Si può essere coraggiosi al punto di prendere il mare “sol con un legno”, mettere insieme una Flotilla disarmata che sembra uscita dalla penna di Cervantes e affrontare le armi israeliane per far capire al mondo che la terra dei palestinesi è diventata un campo di concentramento a cielo aperto e che in essa i suoi figli sono sterminati. Che i “mai più” non sono davvero tali se non si lotta perché lo siano.

Ecco, sta qui il punto. Libertà è liberazione. Libertà è liberarsi, un continuo togliersi le catene, un permanente “scatenarsi”.

Persino le fiabe ci insegnano che la libertà è lotta. Nel racconto di Daudet, la capretta del signor Séguin, stanca della corda del padrone, fugge sulla montagna e, al termine di un’eroica lotta, viene divorata dal lupo. Meglio la morte di una vita da schiavi, “come sa chi per lei vita rifiuta”.
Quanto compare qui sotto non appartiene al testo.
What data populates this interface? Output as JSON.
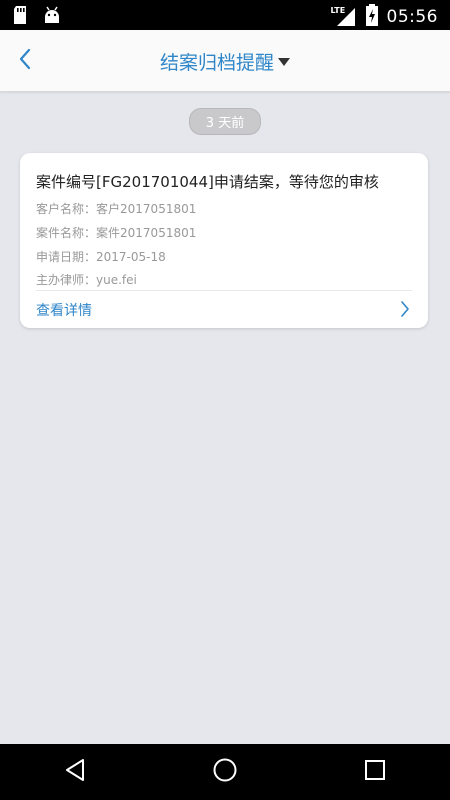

L’ordine del mondo materiale, normativo, simbolico, oggi, sembra dirci il contrario. Ci rivela che la libertà ha cambiato segno, che a essa si associano significati che le sono estranei: non più liberazione dal bisogno, ma privilegio della ricchezza; non più rivolta di chi sta in basso, ma legittima oppressione dall’alto; non più diritto di prendere la parola, ma arbitrio di toglierla a piacimento, di cancellarla, metterla al bando; non più separazione dei poteri, ma concentrazione degli stessi. Gli Stati Uniti di Trump e le sue propaggini servili ci vorrebbero inculcare che libertà non è lotta contro la signoria, ma signoria di reprimere la lotta.
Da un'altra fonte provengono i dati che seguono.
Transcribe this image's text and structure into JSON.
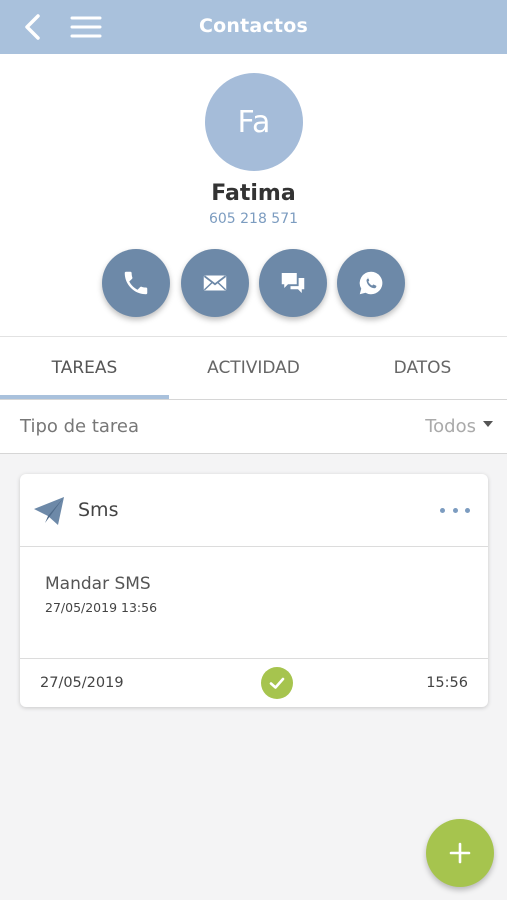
{
  "appbar": {
    "title": "Contactos"
  },
  "contact": {
    "initials": "Fa",
    "name": "Fatima",
    "phone": "605 218 571"
  },
  "actions": [
    "call",
    "email",
    "chat",
    "whatsapp"
  ],
  "tabs": [
    {
      "label": "TAREAS",
      "active": true
    },
    {
      "label": "ACTIVIDAD",
      "active": false
    },
    {
      "label": "DATOS",
      "active": false
    }
  ],
  "filter": {
    "label": "Tipo de tarea",
    "selected": "Todos"
  },
  "task": {
    "type": "Sms",
    "subject": "Mandar SMS",
    "datetime": "27/05/2019 13:56",
    "footer_date": "27/05/2019",
    "footer_time": "15:56",
    "status": "completed"
  },
  "colors": {
    "header": "#a9c1dc",
    "action_buttons": "#6d89a8",
    "accent_green": "#a6c44e",
    "phone_text": "#7c9cc0"
  }
}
Cosa possono fare, le parole, in questo scenario?

Forse tanto, ed è per questo che non perdiamo l’entusiasmo di dirle, dirle assieme, dirne tante.

Torniamo alla fiaba, alla capretta del padrone Séguin. Nella Grammatica della fantasia, che è poi una grammatica della libertà, Gianni Rodari ci racconta che gli allievi di Mario Lodi avevano riscritto la storia e nel finale “il sogno della capretta era coronato dal trionfo di una società di libere capre sulla libera montagna”. E quella nuova storia l’avevano scritta su un giornalino che si chiamava “Insieme” e avevano davvero cambiato il loro modo di stare in classe, di relazionarsi, di guardare il mondo.

Parole che cambiano la realtà, invertono il senso della storia. È quello che prova continuatamente a fare la nostra Costituzione, a partire dal capoverso dell’art. 3, che impone alla Repubblica il compito di rimuovere gli ostacoli di ordine economico e sociale che limitano libertà e uguaglianza e impediscono il pieno sviluppo della persona. La favola diventa principio di diritto. La Costituzione lo sa che non si nasce tutti liberi, lo sa che libertà è un processo, una liberazione.

Le parole della Costituzione sono dinamiche, sono volte al futuro, ci spingono a una battaglia politica e culturale profonda per non farle ingiallire negli scaffali delle biblioteche, per munire di nuovo il diritto di presa sulla realtà. Sono queste le parole di giustizia, vocaboli mobilitanti che ci ricordano, come ripete Massimo Cacciari, che la libertà non è solo una croce della filosofia, ma una questione delle esistenze e delle società, un problema di resistenza in un mondo che ora sembra “diserto/d’ogne vertute”.